All Dylan, All The Time

With the premier of Martin Scorcese’s documentary on Bob Dylan this week on PBS, the press is all aflurry with articles about the ol’ six-slinger. WaPo reviews the film as does The SF Gate here; The Independent tracks down the man who called him Judas; here’s The Telegraph on why he sucks; and that is not even the tip of the iceberg. Check out Google News — the coverage is outrageous.
Of course, not missing an opportunity to gloat on how he’s one of ours, Jewsrock ascertains The Biblical Bob, and Jeff Klepper, a redonkulous Jewish folk artist who does a slew of Dylan parodies (which he crafted initially for a Purim spiel) sends us this MP3 of “Cantillation Row.”
Anyone get a chance to see the doc? Wha’d ya think? (And if you got a torrent link, hook it up!)

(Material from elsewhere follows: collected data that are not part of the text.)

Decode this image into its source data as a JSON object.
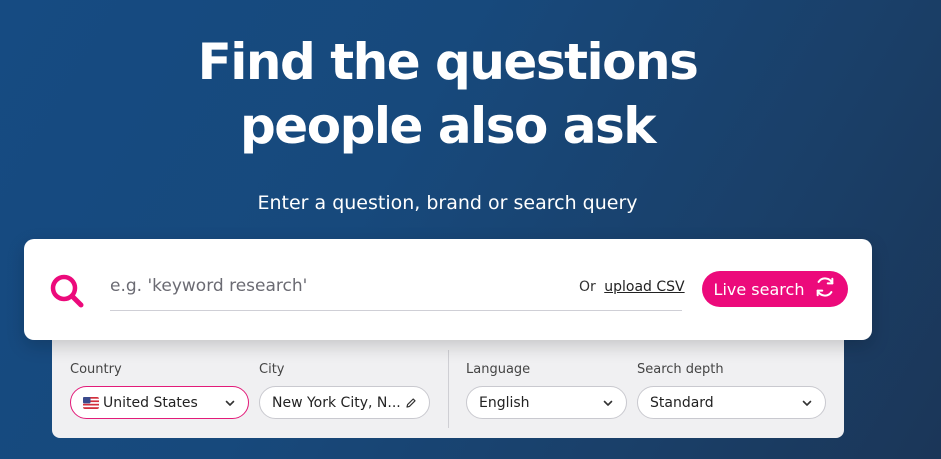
{
  "hero": {
    "title_line1": "Find the questions",
    "title_line2": "people also ask",
    "subtitle": "Enter a question, brand or search query"
  },
  "search": {
    "placeholder": "e.g. 'keyword research'",
    "or_text": "Or",
    "upload_label": "upload CSV",
    "button_label": "Live search",
    "icons": {
      "search": "search-icon",
      "button": "refresh-icon"
    }
  },
  "options": {
    "country": {
      "label": "Country",
      "value": "United States",
      "icon": "us-flag-icon"
    },
    "city": {
      "label": "City",
      "value": "New York City, N...",
      "icon": "pencil-icon"
    },
    "language": {
      "label": "Language",
      "value": "English"
    },
    "depth": {
      "label": "Search depth",
      "value": "Standard"
    }
  },
  "colors": {
    "accent": "#ec0a7b",
    "background": "#164b82",
    "panel": "#f0f0f2"
  }
}
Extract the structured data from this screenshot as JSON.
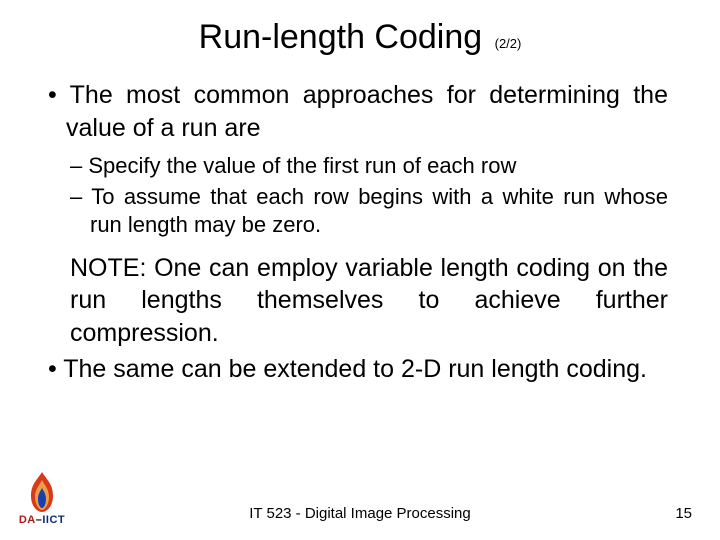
{
  "title": {
    "main": "Run-length Coding",
    "page_indicator": "(2/2)"
  },
  "content": {
    "intro": "• The most common approaches for determining the value of a run are",
    "sub1": "– Specify the value of the first run of each row",
    "sub2": "– To assume that each row begins with a white run whose run length may be zero.",
    "note": "NOTE: One can employ variable length coding on the run lengths themselves to achieve further compression.",
    "extend": "• The same can be extended to 2-D run length coding."
  },
  "footer": {
    "course": "IT 523 - Digital Image Processing",
    "page": "15"
  },
  "logo": {
    "da": "DA",
    "dash": "–",
    "iict": "IICT"
  }
}
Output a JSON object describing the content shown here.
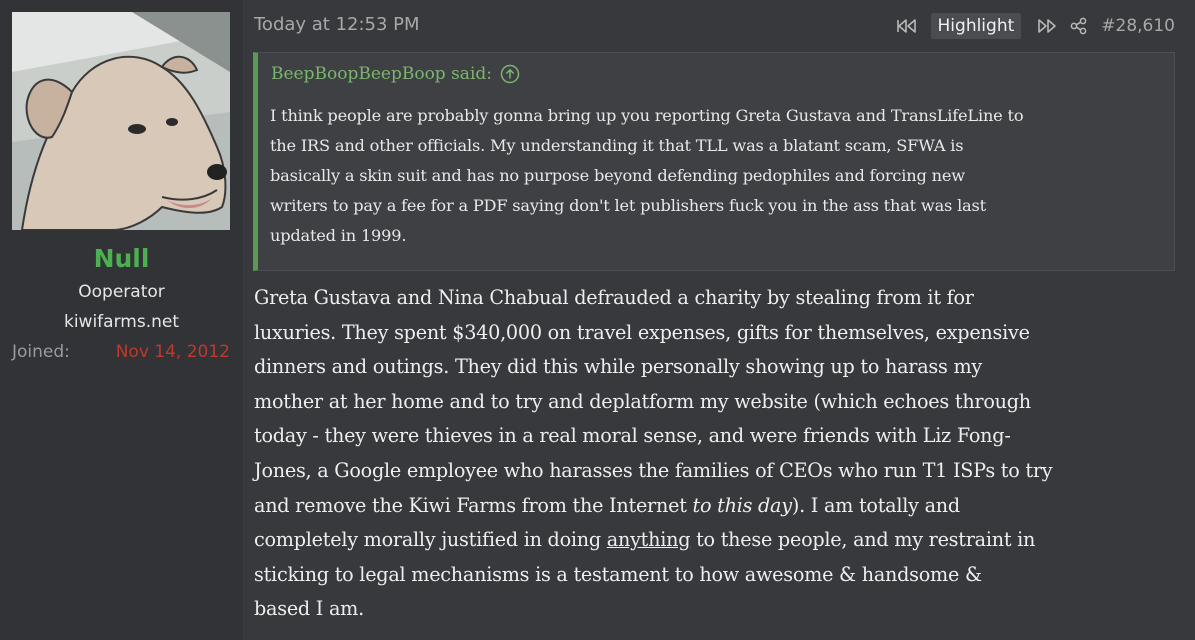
{
  "user": {
    "name": "Null",
    "title": "Ooperator",
    "site": "kiwifarms.net",
    "joined_label": "Joined:",
    "joined_value": "Nov 14, 2012"
  },
  "post": {
    "timestamp": "Today at 12:53 PM",
    "highlight_label": "Highlight",
    "number": "#28,610",
    "quote": {
      "author_said": "BeepBoopBeepBoop said:",
      "lines": [
        "I think people are probably gonna bring up you reporting Greta Gustava and TransLifeLine to",
        "the IRS and other officials. My understanding it that TLL was a blatant scam, SFWA is",
        "basically a skin suit and has no purpose beyond defending pedophiles and forcing new",
        "writers to pay a fee for a PDF saying don't let publishers fuck you in the ass that was last",
        "updated in 1999."
      ]
    },
    "body": {
      "l1": "Greta Gustava and Nina Chabual defrauded a charity by stealing from it for",
      "l2": "luxuries. They spent $340,000 on travel expenses, gifts for themselves, expensive",
      "l3": "dinners and outings. They did this while personally showing up to harass my",
      "l4": "mother at her home and to try and deplatform my website (which echoes through",
      "l5": "today - they were thieves in a real moral sense, and were friends with Liz Fong-",
      "l6": "Jones, a Google employee who harasses the families of CEOs who run T1 ISPs to try",
      "l7a": "and remove the Kiwi Farms from the Internet ",
      "l7b": "to this day",
      "l7c": "). I am totally and",
      "l8a": "completely morally justified in doing ",
      "l8b": "anything",
      "l8c": " to these people, and my restraint in",
      "l9": "sticking to legal mechanisms is a testament to how awesome & handsome &",
      "l10": "based I am."
    }
  },
  "icons": {
    "prev": "rewind-icon",
    "next": "fast-forward-icon",
    "share": "share-icon",
    "jump": "arrow-up-circle-icon"
  },
  "colors": {
    "username": "#4caf50",
    "joined": "#c0392b",
    "quote_accent": "#5b9a55"
  }
}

6 thoughts on “All Dylan, All The Time

  1. I thought it was very well done. Dylan seemed much more relaxed and at ease in the new interview clips than I’ve seen him during an interview in years. The archival footage, large amounts of which had never been seen before, was just incredible.

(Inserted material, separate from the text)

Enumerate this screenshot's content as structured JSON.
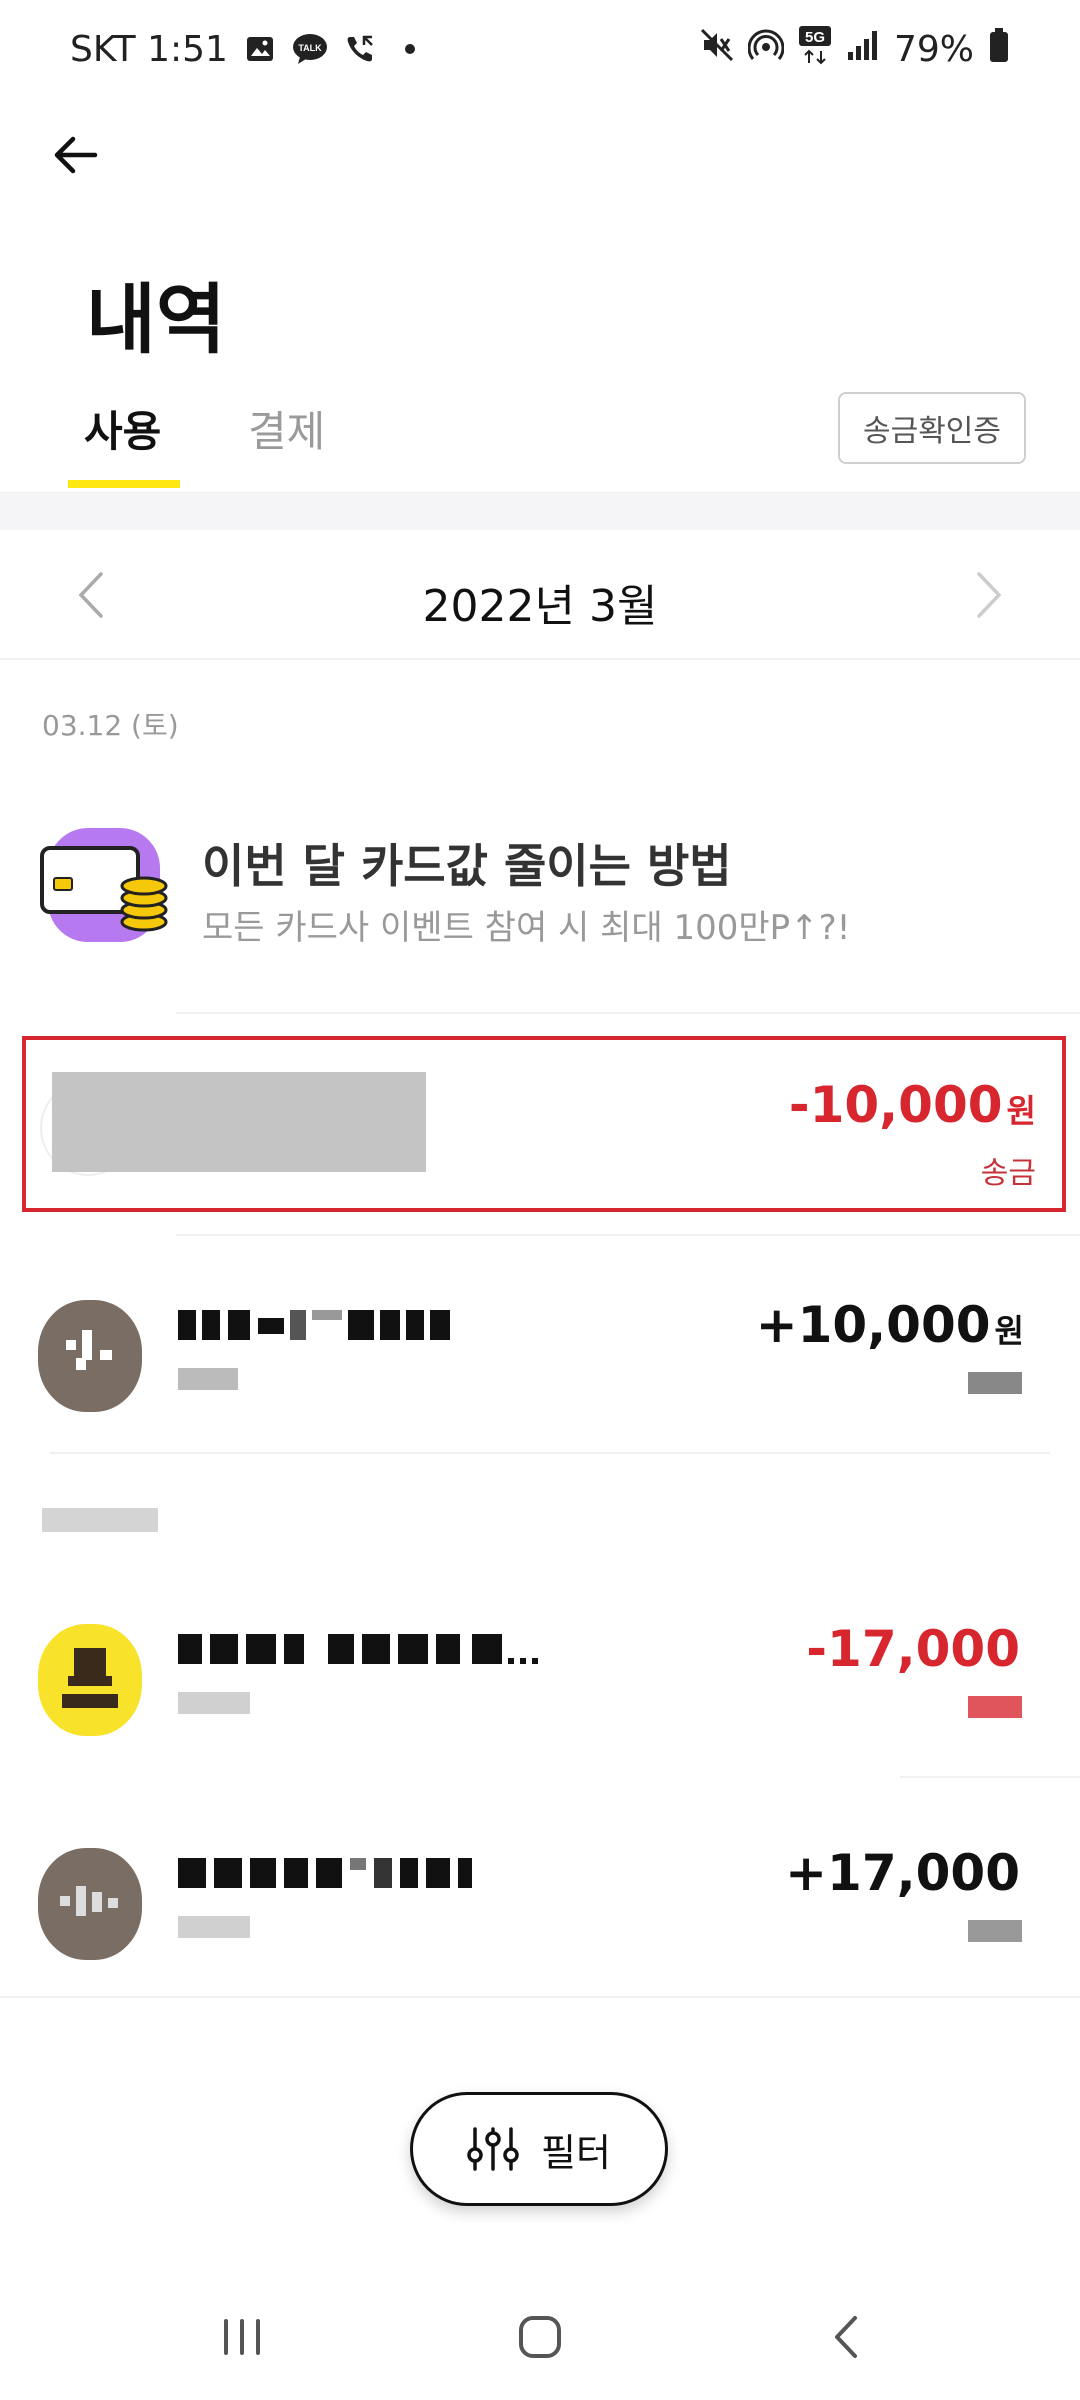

  2. Saw both parts. Well made, interesting, fun to see clips of Ginsburg, Ferlinghetti, Baez, Seeger, Levanthal and others sharing their personal interactions. Illuminating on the height of his career, leading up to and just following his plugging in. Spent a lot of time putting his rise to fame into context against the beatnik, folkie and early hippie movements while giving a fair amount of insight into his personal life. Better title might have been Reluctant Prophet, since it revolved so much around his coyness about owning up to the impact of his own words and music.
    It glosses over his youth, and the his early Jewish spiritual upbringing in Hibbing. We’re curious about that, of course, wanting him to be one of us, wanting to know who the man is now, and more importantly, how his verse often took on a prophetic quality (maybe just in our minds) and the level of biblical imagary used. It wasn’t from Guthrie or Seeger… We all want to know about what happened sinc the motercycle crash, and the film ends too early in his career to cover that.

  3. By the way, Dylan still tours. Almost constantly. And (keyna-hora!) he’s putting together some of the strongest sets of his life. Highly recommended.